Gli “schiavi” del terzo millennio si autodefiniscono i precari organizzati. In Francia sono stati i più cattivi e con le richieste più stringenti. La fame di lavoro negli ultimi anni è cresciuta al punto che anche il bistrattato stage è stato visto come un’ancora di salvezza: nella stessa Francia, qualche studente si è accollato addirittura le spese per un corso di laurea fittizio, pur di accedere all’agognato stage, a zero euro. Il fatto è che il reclutamento tramite stage, la conferma in azienda per uno su tre funziona da calamita.

Da noi spesso non basta neanche essere iscritti all’università per avere garantito lo stage. E questo nonostante sia previsto dalla riforma entrata in vigore quattro anni fa.
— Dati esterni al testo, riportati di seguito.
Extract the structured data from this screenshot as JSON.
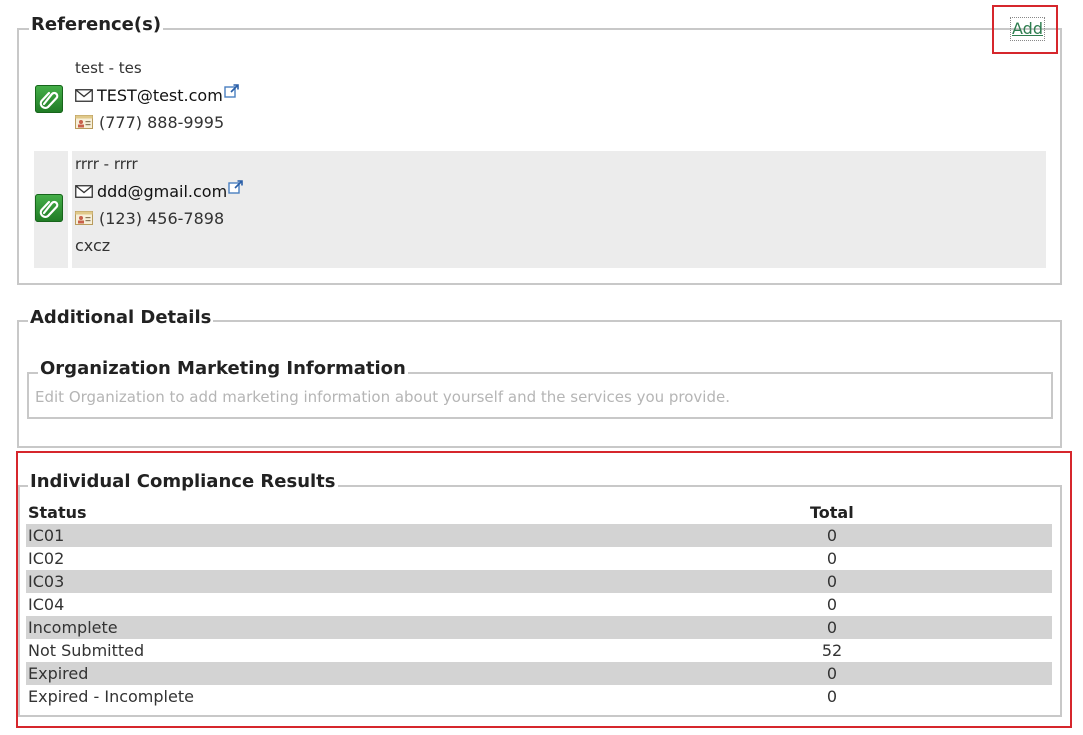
{
  "references": {
    "legend": "Reference(s)",
    "add_label": "Add",
    "items": [
      {
        "name": "test - tes",
        "email": "TEST@test.com",
        "phone": "(777) 888-9995",
        "note": ""
      },
      {
        "name": "rrrr - rrrr",
        "email": "ddd@gmail.com",
        "phone": "(123) 456-7898",
        "note": "cxcz"
      }
    ]
  },
  "additional_details": {
    "legend": "Additional Details",
    "org_marketing": {
      "legend": "Organization Marketing Information",
      "text": "Edit Organization to add marketing information about yourself and the services you provide."
    }
  },
  "compliance": {
    "legend": "Individual Compliance Results",
    "headers": {
      "status": "Status",
      "total": "Total"
    },
    "rows": [
      {
        "status": "IC01",
        "total": "0"
      },
      {
        "status": "IC02",
        "total": "0"
      },
      {
        "status": "IC03",
        "total": "0"
      },
      {
        "status": "IC04",
        "total": "0"
      },
      {
        "status": "Incomplete",
        "total": "0"
      },
      {
        "status": "Not Submitted",
        "total": "52"
      },
      {
        "status": "Expired",
        "total": "0"
      },
      {
        "status": "Expired - Incomplete",
        "total": "0"
      }
    ]
  },
  "colors": {
    "highlight": "#d6262c",
    "link": "#2e7d4f",
    "row_shade": "#d3d3d3",
    "icon_green": "#2e8b32"
  },
  "icons": [
    "paperclip-icon",
    "envelope-icon",
    "contact-card-icon",
    "external-link-icon"
  ]
}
Ma le risorse di scuole e atenei scarseggiano e allora i ragazzi sono per lo più costretti ad arrangiarsi da soli: il più delle volte sono loro a cercare i contatti, a trovare l’azienda in cui fare lo stage e a metterla poi in contatto con la scuola o l’università. I casi di sfruttamento sono quasi la regola. La legge istitutiva dello stage, la Treu del ’97, non prescrive il compenso da corrispondere. Le aziende sarebbero tenute invece a indicare alle università come intendono utilizzare lo studente – precisando in un modulo l’incarico affidato e il tutor che lo affianca – ma poi di fatto negli atenei poi nessuno controlla i moduli e così aziende senza scrupoli se ne approfittano.

E infatti, invece di formare un potenziale candidato all’assunzione, lo stage serve per lo più a rimpiazzare la scarsità periodica del personale che magari è in ferie. Con il vantaggio di non dover utilizzare nemmeno i contratti a termine per le sostituzioni. Così succede che il neo-laureato in matematica svolga mansioni che avrebbe potuto espletare alle superiori, ma nessuno si preoccupa di approfittare di neolaureato in grado di capire prima e meglio di altri le istruzioni per imparare la professione. Un’occasione persa, con la beffa di una corrispettivo economico umiliante che nella maggior parte dei casi corrisponde a un forfait che a malapena copre le spese. Il principio che Fornero propone, augurandoci che non si rimangi la parola, è chiaro: lo stage ha senso solo in una prospettiva di formazione, in tutti gli altri casi si tratta di un lavoro, che, quindi, è obbligatorio retribuire.